O governo não se demitiu, continua em funções, até que seja eleita nova Assembleia, possivelmente no dia 30 de janeiro de 2022. A partir daí, entra-se numa zona de desconhecido. É de opinião mais ou menos geral que o presidente se precipitou. Acontece que, nas eleições locais de 26 de setembro passado, o presidente da Câmara Municipal (prefeito) de Lisboa, o socialista Fernando Medina, sucessor “in pecto” de António Costa, foi derrotado pelo candidato de direita, o ex-comissário europeu Carlos Moedas, do PSD (partido de centro-direita). É possível que essa vitória simbólica (pois os vereadores lisboetas continuam, na maioria, sendo de esquerda) tenha entusiasmado o “povo de direita” e o presidente, que se convenceu de que o mesmo poderia acontecer em eleições legislativas.
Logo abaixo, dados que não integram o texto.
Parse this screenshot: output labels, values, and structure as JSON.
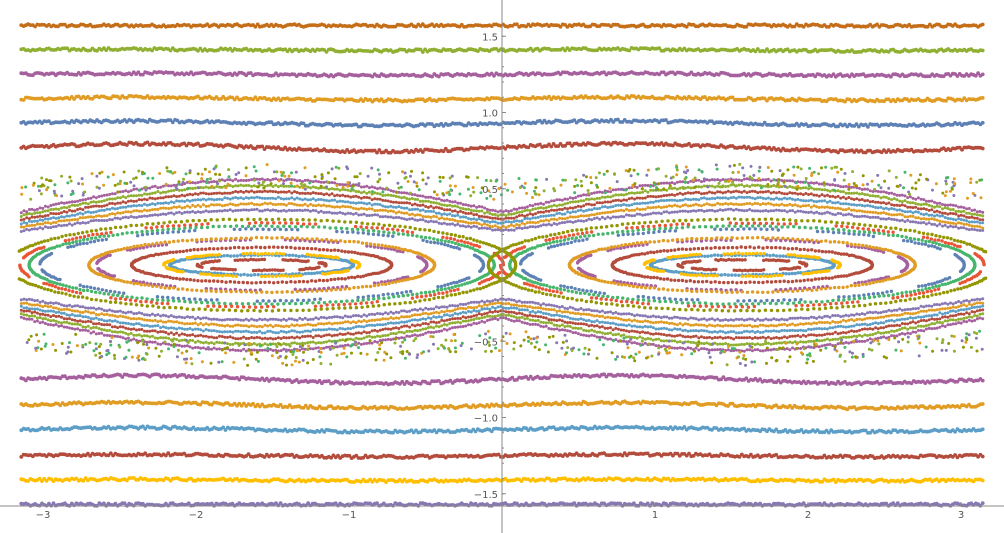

Não se pode excluir que isso venha a acontecer, visto que, tradicionalmente, a direita tem mais facilidade em se coligar que a esquerda. Mas a verdade é que os partidos de direita estão divididos por querelas de pessoas e de estratégia, entre os que admitem se coligar com o PS e os que recusam essa alternativa, entre o centro-direita e a direita pura e dura, entre os nacionalistas e os liberais. O único partido de direita certo de ganhar com a situação criada pelo presidente é o Chega, um partido de extrema-direita, equivalente ao Vox espanhol, ou ao Rassemblement National francês, que seduz os desiludidos da democracia, que são numerosos. Na esquerda é de se esperar que ganhe o voto útil, ou seja, que PCP e BE continuem perdendo eleitores, e
que o PS roce a maioria absoluta. Não é impossível que tenha sido esta a intenção do presidente: diminuir o peso do PCP e BE na Assembleia, impedindo uma nova gerigonça. Mentes maquiavélicas sugerem que essa intenção poderia ser também a do secretário-geral do PS. Mas aí entramos no domínio da pura especulação. No entanto, uma nova geringonça se apresenta pouco provável, pelo menos com o Bloco de Esquerda. Os laços de António Costa com o PCP sempre pareceram mais próximos.
Aos dois grandes problemas da atualidade, o clima e a pandemia, os governantes portugueses conseguiram somar um terceiro: uma crise política de que não se vê desfecho que não seja muito próximo ao da situação atual. Na sua raiz, não se trata de um problema novo, mas que se vem agravando: cerca de 50% dos eleitores portugueses não se deslocam mais para votar. A crise da democracia representativa fica patente: é provável que só uma boa dose da democracia participativa no trabalho, seja ele do Estado seja privado, possa destravar esse impasse. Mas as autodenominadas elites farão tudo para que isso não se verifique. Para que a acumulação de capital nos conduza ao desastre.
Pedro de Souza é editor, pesquisador e ex-superintendente executivo do Centro Internacional Celso Furtado de Políticas para o Desenvolvimento.